Think about this for a moment. Four years from now, we are likely to see high inflation (things are becoming more and more expensive to buy), low business growth (higher business taxes eat up part of the reinvestment capital) and beginnings of a shrinkage in the labor pool in this country. The brief economic spurt due to infrastructure and other stimulus would have run its course.

Hmm, can you say more outsourcing for cost reductions as well as to find workers and possibly avoid or defer paying what is the 2nd highest business taxes in the world in US.

But this is not all,

US coporations will lose the tax deferment benefits for the overseas profits that is not repatriated

As a further obstacle to outsourcing American jobs, the Obama administration is likely to end the deferment of US corporate taxes on American firms on their foreign incomes. Currently, US firms are able to defer US corporate taxes on the incomes they derive from their subsidiaries outside of US as long as they keep the earnings overseas. When the income is brought back in the US, these companies do have to pay US taxes on the income that is brought back. This is almost the only way the US companies are able to compete overseas in spite of the 2nd highest corporate taxes  in the world in US. Unfortunately, this deferment may now end, which according to President Obama, will discourage US companies from shipping jobs overseas. However, I think the more likely outcome will be that US companies will no longer be competitive in the world markets.

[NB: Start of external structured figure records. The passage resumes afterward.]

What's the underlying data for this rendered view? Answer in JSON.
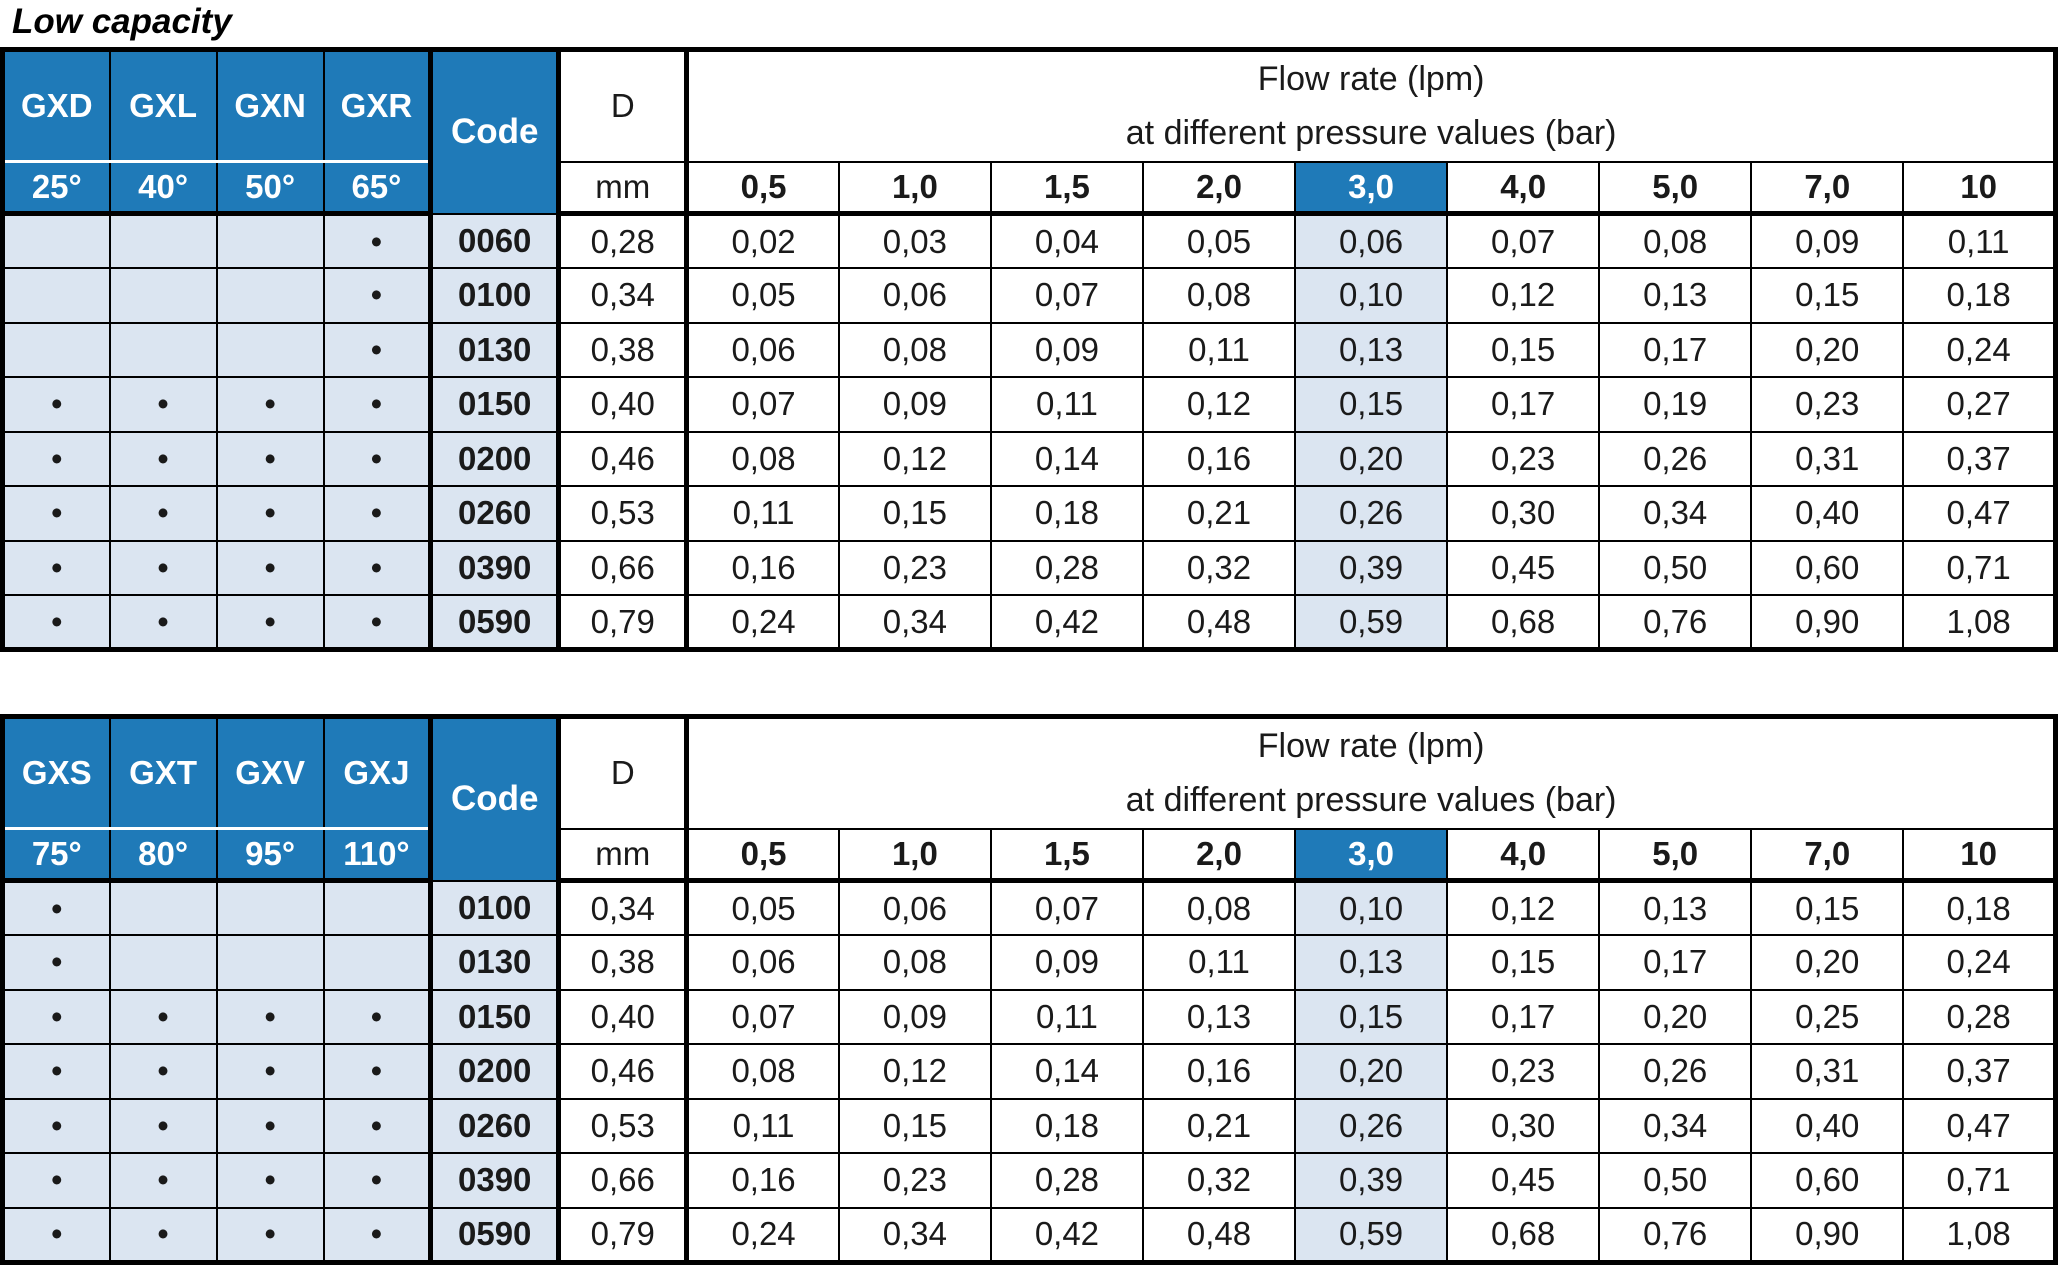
{
  "title": "Low capacity",
  "tables": [
    {
      "series": [
        "GXD",
        "GXL",
        "GXN",
        "GXR"
      ],
      "angles": [
        "25°",
        "40°",
        "50°",
        "65°"
      ],
      "code_label": "Code",
      "d_label": "D",
      "d_unit": "mm",
      "flow_title_1": "Flow rate (lpm)",
      "flow_title_2": "at different pressure values (bar)",
      "pressures": [
        "0,5",
        "1,0",
        "1,5",
        "2,0",
        "3,0",
        "4,0",
        "5,0",
        "7,0",
        "10"
      ],
      "highlight_pressure": "3,0",
      "rows": [
        {
          "marks": [
            "",
            "",
            "",
            "•"
          ],
          "code": "0060",
          "d": "0,28",
          "flows": [
            "0,02",
            "0,03",
            "0,04",
            "0,05",
            "0,06",
            "0,07",
            "0,08",
            "0,09",
            "0,11"
          ]
        },
        {
          "marks": [
            "",
            "",
            "",
            "•"
          ],
          "code": "0100",
          "d": "0,34",
          "flows": [
            "0,05",
            "0,06",
            "0,07",
            "0,08",
            "0,10",
            "0,12",
            "0,13",
            "0,15",
            "0,18"
          ]
        },
        {
          "marks": [
            "",
            "",
            "",
            "•"
          ],
          "code": "0130",
          "d": "0,38",
          "flows": [
            "0,06",
            "0,08",
            "0,09",
            "0,11",
            "0,13",
            "0,15",
            "0,17",
            "0,20",
            "0,24"
          ]
        },
        {
          "marks": [
            "•",
            "•",
            "•",
            "•"
          ],
          "code": "0150",
          "d": "0,40",
          "flows": [
            "0,07",
            "0,09",
            "0,11",
            "0,12",
            "0,15",
            "0,17",
            "0,19",
            "0,23",
            "0,27"
          ]
        },
        {
          "marks": [
            "•",
            "•",
            "•",
            "•"
          ],
          "code": "0200",
          "d": "0,46",
          "flows": [
            "0,08",
            "0,12",
            "0,14",
            "0,16",
            "0,20",
            "0,23",
            "0,26",
            "0,31",
            "0,37"
          ]
        },
        {
          "marks": [
            "•",
            "•",
            "•",
            "•"
          ],
          "code": "0260",
          "d": "0,53",
          "flows": [
            "0,11",
            "0,15",
            "0,18",
            "0,21",
            "0,26",
            "0,30",
            "0,34",
            "0,40",
            "0,47"
          ]
        },
        {
          "marks": [
            "•",
            "•",
            "•",
            "•"
          ],
          "code": "0390",
          "d": "0,66",
          "flows": [
            "0,16",
            "0,23",
            "0,28",
            "0,32",
            "0,39",
            "0,45",
            "0,50",
            "0,60",
            "0,71"
          ]
        },
        {
          "marks": [
            "•",
            "•",
            "•",
            "•"
          ],
          "code": "0590",
          "d": "0,79",
          "flows": [
            "0,24",
            "0,34",
            "0,42",
            "0,48",
            "0,59",
            "0,68",
            "0,76",
            "0,90",
            "1,08"
          ]
        }
      ]
    },
    {
      "series": [
        "GXS",
        "GXT",
        "GXV",
        "GXJ"
      ],
      "angles": [
        "75°",
        "80°",
        "95°",
        "110°"
      ],
      "code_label": "Code",
      "d_label": "D",
      "d_unit": "mm",
      "flow_title_1": "Flow rate (lpm)",
      "flow_title_2": "at different pressure values (bar)",
      "pressures": [
        "0,5",
        "1,0",
        "1,5",
        "2,0",
        "3,0",
        "4,0",
        "5,0",
        "7,0",
        "10"
      ],
      "highlight_pressure": "3,0",
      "rows": [
        {
          "marks": [
            "•",
            "",
            "",
            ""
          ],
          "code": "0100",
          "d": "0,34",
          "flows": [
            "0,05",
            "0,06",
            "0,07",
            "0,08",
            "0,10",
            "0,12",
            "0,13",
            "0,15",
            "0,18"
          ]
        },
        {
          "marks": [
            "•",
            "",
            "",
            ""
          ],
          "code": "0130",
          "d": "0,38",
          "flows": [
            "0,06",
            "0,08",
            "0,09",
            "0,11",
            "0,13",
            "0,15",
            "0,17",
            "0,20",
            "0,24"
          ]
        },
        {
          "marks": [
            "•",
            "•",
            "•",
            "•"
          ],
          "code": "0150",
          "d": "0,40",
          "flows": [
            "0,07",
            "0,09",
            "0,11",
            "0,13",
            "0,15",
            "0,17",
            "0,20",
            "0,25",
            "0,28"
          ]
        },
        {
          "marks": [
            "•",
            "•",
            "•",
            "•"
          ],
          "code": "0200",
          "d": "0,46",
          "flows": [
            "0,08",
            "0,12",
            "0,14",
            "0,16",
            "0,20",
            "0,23",
            "0,26",
            "0,31",
            "0,37"
          ]
        },
        {
          "marks": [
            "•",
            "•",
            "•",
            "•"
          ],
          "code": "0260",
          "d": "0,53",
          "flows": [
            "0,11",
            "0,15",
            "0,18",
            "0,21",
            "0,26",
            "0,30",
            "0,34",
            "0,40",
            "0,47"
          ]
        },
        {
          "marks": [
            "•",
            "•",
            "•",
            "•"
          ],
          "code": "0390",
          "d": "0,66",
          "flows": [
            "0,16",
            "0,23",
            "0,28",
            "0,32",
            "0,39",
            "0,45",
            "0,50",
            "0,60",
            "0,71"
          ]
        },
        {
          "marks": [
            "•",
            "•",
            "•",
            "•"
          ],
          "code": "0590",
          "d": "0,79",
          "flows": [
            "0,24",
            "0,34",
            "0,42",
            "0,48",
            "0,59",
            "0,68",
            "0,76",
            "0,90",
            "1,08"
          ]
        }
      ]
    }
  ],
  "colors": {
    "header_blue": "#1f7ab8",
    "light_blue": "#dbe5f1",
    "border": "#000000"
  }
}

So in addition to making business environment more difficult at home, we are also likely to see US companies becoming less competitive overseas and unable to outsource. For a multinational and global company in US, this might mean it is time to move their base to a different and more business friendly country.

There is a reason the stock market is getting more and more worried as more of Obama’s plans and government policies are detailed. There is a reason why some have openly called Obama as anti-business. Whatever his real leanings may be, it is going to be a really tough act for Mr President to align his vision for revival of the US economy with the facts of economic reality.